Demande autoritaire et identitaire

Cette stratégie « nationale-républicaine », comme aiment à l’appeler les partisans de Florian Philippot, est pourtant limitée en comparaison avec les ambitions de Marine Le Pen. En effet, comme on l’a encore vu dans le Doubs récemment, même si le FN parvient à élargir son électorat lorsqu’il parvient au deuxième tour en duel, cela ne lui suffit pas pour l’instant à l’emporter.

On peut alors s’interroger sur la pertinence de la ligne défendue par Florian Philippot et endossée par Marine Le Pen, comme en témoigne le nouvel organigramme du parti : cette ligne n’est-elle pas en décalage avec la demande autoritaire et identitaire des opinions publiques, qui seules semblent à même de permettre au FN de réunir une majorité d’électeurs – au besoin en siphonnant électoralement l’UMP, comme celui-ci n’avait pas hésité à le faire au détriment du FN en 2007 ? D’ailleurs, les électeurs de l’UMP (à 50 %), et plus encore ceux du FN (à 81 %) ne réclament-ils pas une alliance des droites sur cette base ?

On peut sans doute disserter sans fin sur l’état des relations psychologiques entre Marine Le Pen, son principal conseiller, son père ou sa nièce. Mais l’essentiel est ailleurs : si Marine Le Pen entend sérieusement devenir un jour présidente de la République, elle n’a qu’une solution : réorganiser le bloc des droites, en faisant de son parti la principale force de ce bloc. Pour cela, il lui faut consolider son socle d’électeurs fidèles, réaliser les meilleurs scores de premier tour possible pour faire du FN non pas le « premier parti de France », ce qui a fort peu d’importance, mais le premier parti de la droite. A ce moment-là seulement, elle a des chances de parvenir à faire éclater l’UMP et à dicter ses conditions à une alliance avec la droite traditionnelle.

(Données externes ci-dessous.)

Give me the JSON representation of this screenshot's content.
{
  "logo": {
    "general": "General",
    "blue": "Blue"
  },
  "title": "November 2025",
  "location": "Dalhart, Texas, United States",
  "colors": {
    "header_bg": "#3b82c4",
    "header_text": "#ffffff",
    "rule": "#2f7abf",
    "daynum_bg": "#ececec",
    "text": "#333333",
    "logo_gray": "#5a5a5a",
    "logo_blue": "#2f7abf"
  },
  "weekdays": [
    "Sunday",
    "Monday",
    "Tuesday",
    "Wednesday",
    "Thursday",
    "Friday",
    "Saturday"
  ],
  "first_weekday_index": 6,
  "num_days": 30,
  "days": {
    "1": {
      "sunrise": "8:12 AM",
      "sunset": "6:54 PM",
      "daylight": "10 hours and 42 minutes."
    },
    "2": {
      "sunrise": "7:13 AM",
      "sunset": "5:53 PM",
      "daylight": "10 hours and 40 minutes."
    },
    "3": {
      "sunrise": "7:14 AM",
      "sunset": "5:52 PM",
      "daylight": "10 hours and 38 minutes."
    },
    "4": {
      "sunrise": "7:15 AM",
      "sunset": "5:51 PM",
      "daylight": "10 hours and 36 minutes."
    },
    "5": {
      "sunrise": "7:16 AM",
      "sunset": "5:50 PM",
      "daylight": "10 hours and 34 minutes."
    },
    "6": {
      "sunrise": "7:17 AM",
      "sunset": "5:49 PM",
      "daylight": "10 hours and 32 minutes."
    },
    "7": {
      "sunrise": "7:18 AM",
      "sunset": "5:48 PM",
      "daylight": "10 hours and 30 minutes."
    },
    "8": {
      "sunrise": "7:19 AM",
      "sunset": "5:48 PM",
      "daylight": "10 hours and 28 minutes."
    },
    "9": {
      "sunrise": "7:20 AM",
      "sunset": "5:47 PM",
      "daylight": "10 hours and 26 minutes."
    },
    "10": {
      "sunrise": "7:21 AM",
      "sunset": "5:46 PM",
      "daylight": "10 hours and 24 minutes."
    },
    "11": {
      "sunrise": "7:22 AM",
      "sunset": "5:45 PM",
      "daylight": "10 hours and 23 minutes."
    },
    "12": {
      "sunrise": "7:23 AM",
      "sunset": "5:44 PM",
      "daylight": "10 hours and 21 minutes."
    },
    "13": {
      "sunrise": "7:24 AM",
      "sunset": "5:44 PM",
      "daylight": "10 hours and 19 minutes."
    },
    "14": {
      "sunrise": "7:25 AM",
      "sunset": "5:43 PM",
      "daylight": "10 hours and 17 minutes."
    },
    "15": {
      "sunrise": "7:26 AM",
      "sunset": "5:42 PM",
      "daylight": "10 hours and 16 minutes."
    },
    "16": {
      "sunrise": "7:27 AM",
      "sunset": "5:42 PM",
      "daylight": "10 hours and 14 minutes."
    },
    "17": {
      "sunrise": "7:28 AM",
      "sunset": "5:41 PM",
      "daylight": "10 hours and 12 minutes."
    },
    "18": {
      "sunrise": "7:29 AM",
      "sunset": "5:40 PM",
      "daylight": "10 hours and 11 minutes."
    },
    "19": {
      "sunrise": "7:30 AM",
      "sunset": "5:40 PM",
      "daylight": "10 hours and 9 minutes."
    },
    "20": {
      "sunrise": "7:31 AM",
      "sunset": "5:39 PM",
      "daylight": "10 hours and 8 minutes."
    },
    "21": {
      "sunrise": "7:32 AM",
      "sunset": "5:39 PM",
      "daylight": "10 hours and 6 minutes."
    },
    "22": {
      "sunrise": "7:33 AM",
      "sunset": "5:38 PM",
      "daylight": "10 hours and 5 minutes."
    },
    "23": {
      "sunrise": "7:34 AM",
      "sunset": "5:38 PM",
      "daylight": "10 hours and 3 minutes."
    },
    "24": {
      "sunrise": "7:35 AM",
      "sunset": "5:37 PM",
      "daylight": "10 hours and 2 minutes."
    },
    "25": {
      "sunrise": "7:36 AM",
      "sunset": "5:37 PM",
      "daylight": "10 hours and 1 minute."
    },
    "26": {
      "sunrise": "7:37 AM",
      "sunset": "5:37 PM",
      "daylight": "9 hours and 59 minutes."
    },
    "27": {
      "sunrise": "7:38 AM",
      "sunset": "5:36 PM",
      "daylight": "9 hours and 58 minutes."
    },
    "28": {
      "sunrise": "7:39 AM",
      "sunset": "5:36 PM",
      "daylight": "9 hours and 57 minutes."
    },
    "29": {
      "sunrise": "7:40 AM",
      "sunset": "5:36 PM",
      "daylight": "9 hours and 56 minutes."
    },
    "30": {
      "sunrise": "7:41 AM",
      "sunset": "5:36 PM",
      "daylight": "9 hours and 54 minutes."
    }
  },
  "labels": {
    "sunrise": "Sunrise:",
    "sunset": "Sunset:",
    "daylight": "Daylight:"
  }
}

C’est d’ailleurs ce qui se produit de fait dans un département comme le Vaucluse où la réorganisation des droites, pour être chaotique, est déjà bien avancée. Et où la chef locale du FN peut affirmer sans ambages que son parti est de droite, sans que Mme Le Pen s’en émeuve : c’est que la ligne dite « libérale-conservatrice » du FN du Sud ne s’oppose pas à celle « antilibérale » du Nord, elle en est la continuation logique dans des conditions stratégiques différentes.

C’est en gardant ce schéma présent à l’esprit qu’on peut comprendre pourquoi Marine Le Pen tient tant à présenter le FN comme n’étant « ni droite ni gauche » et refuse toute alliance avec la droite en dépit des pressions de sa base électorale. Le Vaucluse est ainsi un laboratoire de ce que pourrait être la situation politique au plan national si le FN devait définitivement s’imposer devant l’UMP, ce qui n’a pour l’heure rien de certain.